Paracetamol is the most widely used over-the-counter and prescription analgesic worldwide.1 It is the first step on the WHO pain ladder and is currently recommended as first-line pharmacological therapy by a variety of international guidelines for a multitude of acute and chronic painful conditions.2

The mechanism of paracetamol's analgesic action remains largely unknown, but recent studies demonstrate that paracetamol inhibits prostaglandin pro­duction within the central nervous system and within peripheral tissues.3 Irrespective of its efficacy, it is generally considered to be safer than other commonly used analgesics such as non-steroidal anti-inflammatory drugs (NSAIDs) or opiates.
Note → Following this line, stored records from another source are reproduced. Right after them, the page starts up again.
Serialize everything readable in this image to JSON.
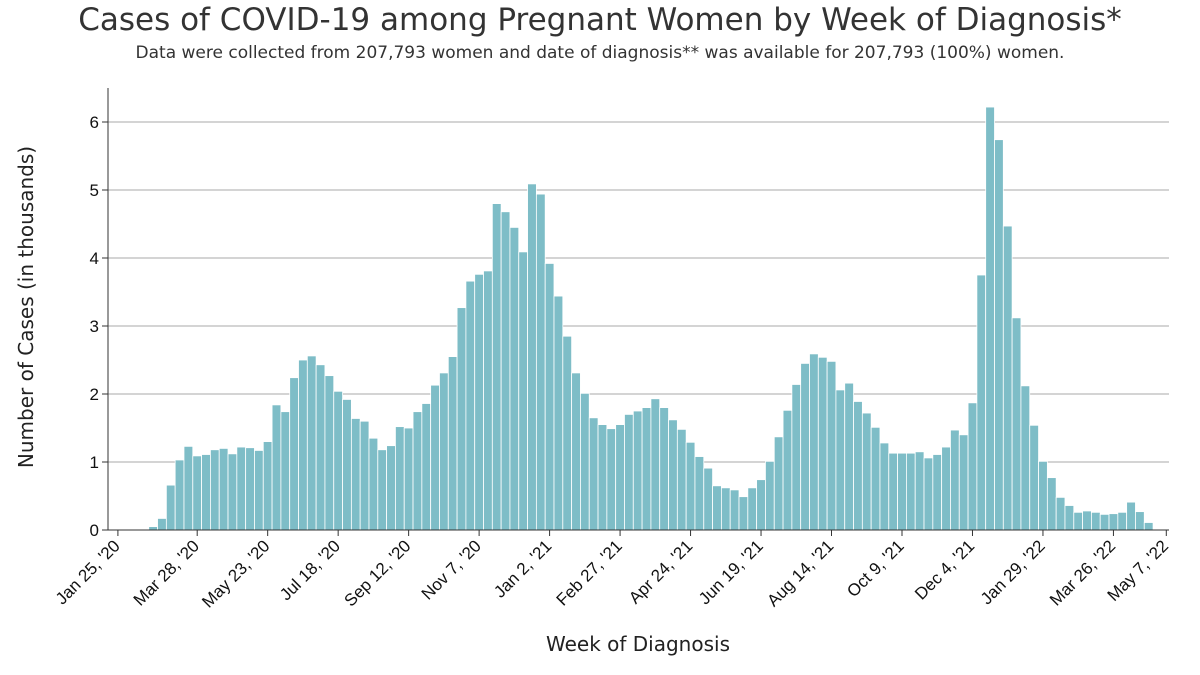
{
  "header": {
    "title": "Cases of COVID-19 among Pregnant Women by Week of Diagnosis*",
    "subtitle": "Data were collected from 207,793 women and date of diagnosis** was available for 207,793 (100%) women."
  },
  "chart_data": {
    "type": "bar",
    "title": "Cases of COVID-19 among Pregnant Women by Week of Diagnosis*",
    "subtitle": "Data were collected from 207,793 women and date of diagnosis** was available for 207,793 (100%) women.",
    "xlabel": "Week of Diagnosis",
    "ylabel": "Number of Cases (in thousands)",
    "ylim": [
      0,
      6.5
    ],
    "yticks": [
      0,
      1,
      2,
      3,
      4,
      5,
      6
    ],
    "grid": true,
    "legend": "none",
    "bar_color": "#7ebdc7",
    "bar_edge_color": "#ffffff",
    "first_week": "Jan 25, '20",
    "xtick_labels": [
      "Jan 25, '20",
      "Mar 28, '20",
      "May 23, '20",
      "Jul 18, '20",
      "Sep 12, '20",
      "Nov 7, '20",
      "Jan 2, '21",
      "Feb 27, '21",
      "Apr 24, '21",
      "Jun 19, '21",
      "Aug 14, '21",
      "Oct 9, '21",
      "Dec 4, '21",
      "Jan 29, '22",
      "Mar 26, '22",
      "May 7, '22"
    ],
    "xtick_weeks": [
      0,
      9,
      17,
      25,
      33,
      41,
      49,
      57,
      65,
      73,
      81,
      89,
      97,
      105,
      113,
      119
    ],
    "values": [
      0,
      0,
      0,
      0,
      0.05,
      0.17,
      0.66,
      1.03,
      1.23,
      1.09,
      1.11,
      1.18,
      1.2,
      1.12,
      1.22,
      1.21,
      1.17,
      1.3,
      1.84,
      1.74,
      2.24,
      2.5,
      2.56,
      2.43,
      2.27,
      2.04,
      1.92,
      1.64,
      1.6,
      1.35,
      1.18,
      1.24,
      1.52,
      1.5,
      1.74,
      1.86,
      2.13,
      2.31,
      2.55,
      3.27,
      3.66,
      3.76,
      3.81,
      4.8,
      4.68,
      4.45,
      4.09,
      5.09,
      4.94,
      3.92,
      3.44,
      2.85,
      2.31,
      2.01,
      1.65,
      1.55,
      1.49,
      1.55,
      1.7,
      1.75,
      1.8,
      1.93,
      1.8,
      1.62,
      1.48,
      1.29,
      1.08,
      0.91,
      0.65,
      0.62,
      0.59,
      0.49,
      0.62,
      0.74,
      1.01,
      1.37,
      1.76,
      2.14,
      2.45,
      2.59,
      2.54,
      2.48,
      2.06,
      2.16,
      1.89,
      1.72,
      1.51,
      1.28,
      1.13,
      1.13,
      1.13,
      1.15,
      1.06,
      1.11,
      1.22,
      1.47,
      1.4,
      1.87,
      3.75,
      6.22,
      5.74,
      4.47,
      3.12,
      2.12,
      1.54,
      1.01,
      0.77,
      0.48,
      0.36,
      0.26,
      0.28,
      0.26,
      0.23,
      0.24,
      0.26,
      0.41,
      0.27,
      0.11,
      0
    ]
  }
}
We searched Medline and Embase for English-language studies published from database inception to 7 May 2013. The full search strategy was limited to only identify observational studies and can be found in the online supplementary material. All relevant references were checked for additional citations. Randomised controlled trial (RCT)-level evidence was not considered a meaningful way of capturing AE data because of the short-term follow-up of RCT trial participants as well as strict eligibility for trial entry, meaning that the general population would not be represented. If cohort-level evidence was found for an AE outcome, case–control evidence was not considered.

Studies were eligible for inclusion if they met the predefined protocol: the study population was adults aged >18 years and the study investigated one or more of the AEs of interest when people were taking oral paracetamol at a standard therapeutic dose of 0.5–1 g every 4–6 h to a maximum of 4 g/day compared with non-use.
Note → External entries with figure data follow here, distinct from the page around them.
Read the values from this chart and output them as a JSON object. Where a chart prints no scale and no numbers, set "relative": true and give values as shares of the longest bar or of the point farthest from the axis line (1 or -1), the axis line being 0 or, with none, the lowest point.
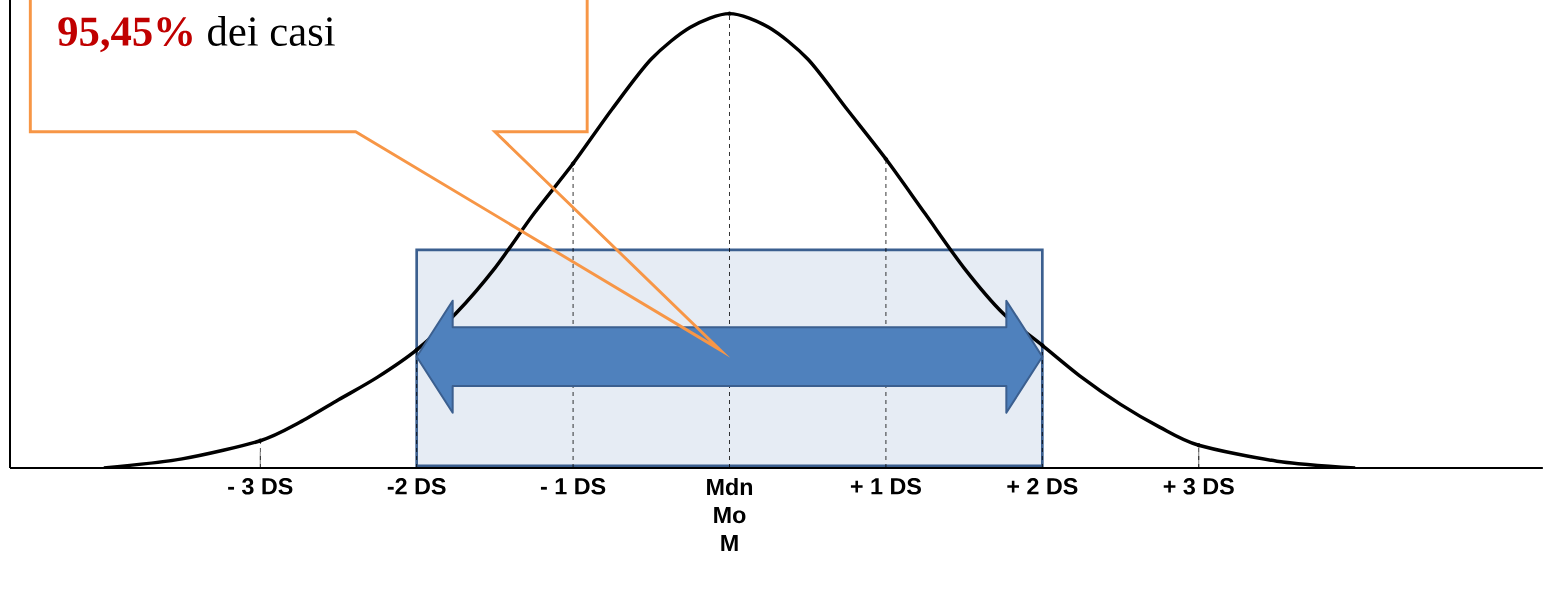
{
  "chart_data": {
    "type": "line",
    "relative": true,
    "marker": "none",
    "xlim": [
      -4.6,
      5.2
    ],
    "xticks": [
      {
        "value": -3,
        "label": "- 3 DS"
      },
      {
        "value": -2,
        "label": "-2 DS"
      },
      {
        "value": -1,
        "label": "- 1 DS"
      },
      {
        "value": 0,
        "label": "Mdn Mo M"
      },
      {
        "value": 1,
        "label": "+ 1 DS"
      },
      {
        "value": 2,
        "label": "+ 2 DS"
      },
      {
        "value": 3,
        "label": "+ 3 DS"
      }
    ],
    "series": [
      {
        "color": "#000000",
        "x": [
          -4,
          -3.5,
          -3,
          -2.75,
          -2.5,
          -2.25,
          -2,
          -1.75,
          -1.5,
          -1.25,
          -1,
          -0.75,
          -0.5,
          -0.25,
          0,
          0.25,
          0.5,
          0.75,
          1,
          1.25,
          1.5,
          1.75,
          2,
          2.25,
          2.5,
          2.75,
          3,
          3.5,
          4
        ],
        "values": [
          0,
          0.02,
          0.06,
          0.1,
          0.15,
          0.2,
          0.26,
          0.34,
          0.44,
          0.56,
          0.67,
          0.79,
          0.9,
          0.97,
          1,
          0.97,
          0.9,
          0.79,
          0.68,
          0.56,
          0.44,
          0.34,
          0.27,
          0.2,
          0.14,
          0.09,
          0.05,
          0.015,
          0
        ]
      },
      {
        "type": "lollipop",
        "color": "#000000",
        "line_style": "dashed",
        "x": [
          -3,
          -2,
          -1,
          0,
          1,
          2,
          3
        ],
        "values": [
          0.06,
          0.26,
          0.67,
          1,
          0.68,
          0.27,
          0.05
        ]
      }
    ],
    "bands": [
      {
        "axis": "x",
        "from": -2,
        "to": 2,
        "color": "#e6ecf4"
      }
    ],
    "annotations": [
      "**95,45%** dei casi"
    ]
  }
}
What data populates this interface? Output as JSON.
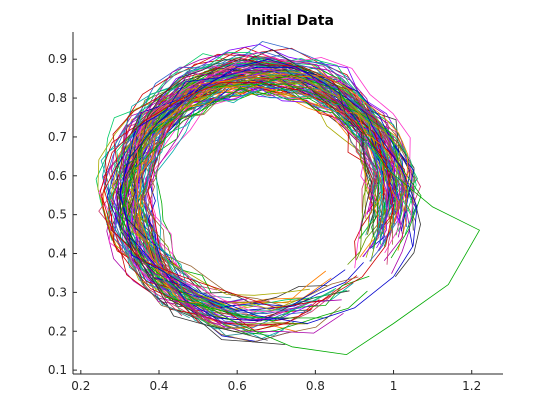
{
  "chart_data": {
    "type": "line",
    "title": "Initial Data",
    "xlabel": "",
    "ylabel": "",
    "xlim": [
      0.18,
      1.28
    ],
    "ylim": [
      0.09,
      0.97
    ],
    "grid": false,
    "legend": "none",
    "x_ticks": [
      0.2,
      0.4,
      0.6,
      0.8,
      1.0,
      1.2
    ],
    "x_tick_labels": [
      "0.2",
      "0.4",
      "0.6",
      "0.8",
      "1",
      "1.2"
    ],
    "y_ticks": [
      0.1,
      0.2,
      0.3,
      0.4,
      0.5,
      0.6,
      0.7,
      0.8,
      0.9
    ],
    "y_tick_labels": [
      "0.1",
      "0.2",
      "0.3",
      "0.4",
      "0.5",
      "0.6",
      "0.7",
      "0.8",
      "0.9"
    ],
    "trace_count": 120,
    "palette": [
      "#0000cc",
      "#cc0000",
      "#00aa00",
      "#aa00aa",
      "#00aaaa",
      "#aaaa00",
      "#333333",
      "#ff7f00",
      "#7f00ff",
      "#00cc66",
      "#cc3366",
      "#3366cc",
      "#669900",
      "#996633",
      "#ff33cc",
      "#339999"
    ],
    "representative_traces": [
      {
        "x": [
          0.95,
          1.02,
          1.06,
          1.05,
          1.0,
          0.9,
          0.78,
          0.65,
          0.5,
          0.4,
          0.33,
          0.3,
          0.32,
          0.4,
          0.5,
          0.6,
          0.68,
          0.75,
          0.82,
          0.88,
          0.93,
          0.95
        ],
        "y": [
          0.72,
          0.62,
          0.52,
          0.42,
          0.34,
          0.26,
          0.22,
          0.24,
          0.3,
          0.36,
          0.44,
          0.55,
          0.64,
          0.74,
          0.82,
          0.88,
          0.9,
          0.88,
          0.84,
          0.8,
          0.76,
          0.72
        ]
      },
      {
        "x": [
          0.9,
          0.98,
          1.0,
          0.98,
          0.92,
          0.82,
          0.7,
          0.58,
          0.46,
          0.36,
          0.28,
          0.25,
          0.28,
          0.36,
          0.46,
          0.56,
          0.66,
          0.76,
          0.84,
          0.9
        ],
        "y": [
          0.74,
          0.64,
          0.52,
          0.42,
          0.34,
          0.28,
          0.26,
          0.3,
          0.34,
          0.38,
          0.46,
          0.56,
          0.66,
          0.74,
          0.8,
          0.84,
          0.84,
          0.82,
          0.78,
          0.74
        ]
      },
      {
        "x": [
          0.98,
          1.1,
          1.22,
          1.14,
          1.0,
          0.88,
          0.74,
          0.6,
          0.46,
          0.36,
          0.3,
          0.34,
          0.46,
          0.6,
          0.74,
          0.86,
          0.98
        ],
        "y": [
          0.62,
          0.52,
          0.46,
          0.32,
          0.22,
          0.14,
          0.16,
          0.22,
          0.3,
          0.38,
          0.5,
          0.62,
          0.74,
          0.82,
          0.86,
          0.82,
          0.62
        ]
      }
    ]
  }
}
The main outcomes investigated were all-cause mortality, cardiovascular AEs (specifically incidence of myocardial infarction, cerebrovascular accidents and hypertension), gastrointestinal (GI) AEs (specifically incidence of GI bleeding) and renal AEs (specifically reductions in estimated glomerular filtration rate (eGFR), increases in serum creatinine concentration and the need for renal replacement therapy).
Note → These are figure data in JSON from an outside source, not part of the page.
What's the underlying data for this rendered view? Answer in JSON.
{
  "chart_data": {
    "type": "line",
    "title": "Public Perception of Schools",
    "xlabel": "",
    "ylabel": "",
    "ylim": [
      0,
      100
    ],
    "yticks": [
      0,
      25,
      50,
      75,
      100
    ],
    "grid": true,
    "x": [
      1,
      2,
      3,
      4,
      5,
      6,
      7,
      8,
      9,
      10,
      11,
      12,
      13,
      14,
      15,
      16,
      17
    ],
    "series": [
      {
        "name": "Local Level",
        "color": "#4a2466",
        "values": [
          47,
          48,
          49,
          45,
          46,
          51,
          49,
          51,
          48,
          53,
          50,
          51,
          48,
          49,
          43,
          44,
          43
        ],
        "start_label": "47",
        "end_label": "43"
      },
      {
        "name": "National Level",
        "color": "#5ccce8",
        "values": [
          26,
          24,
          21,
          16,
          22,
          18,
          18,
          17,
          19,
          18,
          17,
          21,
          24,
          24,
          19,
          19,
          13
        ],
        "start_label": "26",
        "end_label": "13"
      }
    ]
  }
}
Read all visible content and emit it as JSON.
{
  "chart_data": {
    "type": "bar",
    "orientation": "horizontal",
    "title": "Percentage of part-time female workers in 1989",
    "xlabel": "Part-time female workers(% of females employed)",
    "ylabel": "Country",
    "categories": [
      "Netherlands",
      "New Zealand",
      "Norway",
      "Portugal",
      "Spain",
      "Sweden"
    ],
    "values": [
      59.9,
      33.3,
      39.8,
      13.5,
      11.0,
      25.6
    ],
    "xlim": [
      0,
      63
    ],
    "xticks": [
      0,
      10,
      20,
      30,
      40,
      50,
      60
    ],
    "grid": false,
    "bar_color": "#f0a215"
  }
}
We first screened titles and abstracts, and one reviewer (SB) screened relevant full-text articles. The second reviewer (VDN) reviewed 10% of the full-text articles screened, which were selected at random. One reviewer (SB) extracted study characteristics and adjusted summary statistics with 95% CIs and recorded the data in a standard form. Two authors (SB and ER) independently assessed the study quality using Grading of Recommendations Assessment, Development and Evaluation (GRADE). Each outcome is given a quality rating of high, moderate, low or very low based upon risk of bias, inconsistency, indirectness and imprecision. Risk of bias for each outcome was assessed using checklists for observational studies, which are based on the Strengthening the Reporting of Observational Studies in Epidemiology statement.7 GRADE clinical evidence profiles for each outcome can be found in the online supplementary material.

Studies that met the inclusion criteria and reported summary statistics with 95% CIs, or presented sufficient data for the calculation of summary statistics and 95% CIs, were considered for inclusion in meta-analysis. Where data were able to be pooled, heterogeneity was assessed using the χ2 and I2 statistics. Heterogeneity was predefined as χ2 p<0.1 or I2 >50%, and where heterogeneity was unable to be removed by predefined subgroups a random effects model was assumed and outcomes were downgraded in quality. In instances where data were unable to be pooled, due to difference in outcome or Paracetamol dosage reporting, individual adjusted summary statistics were presented for each outcome per study. We produced forest plots to visually assess the summary statistics and 95% CIs of each study; analyses were done with Review Manager Version Five.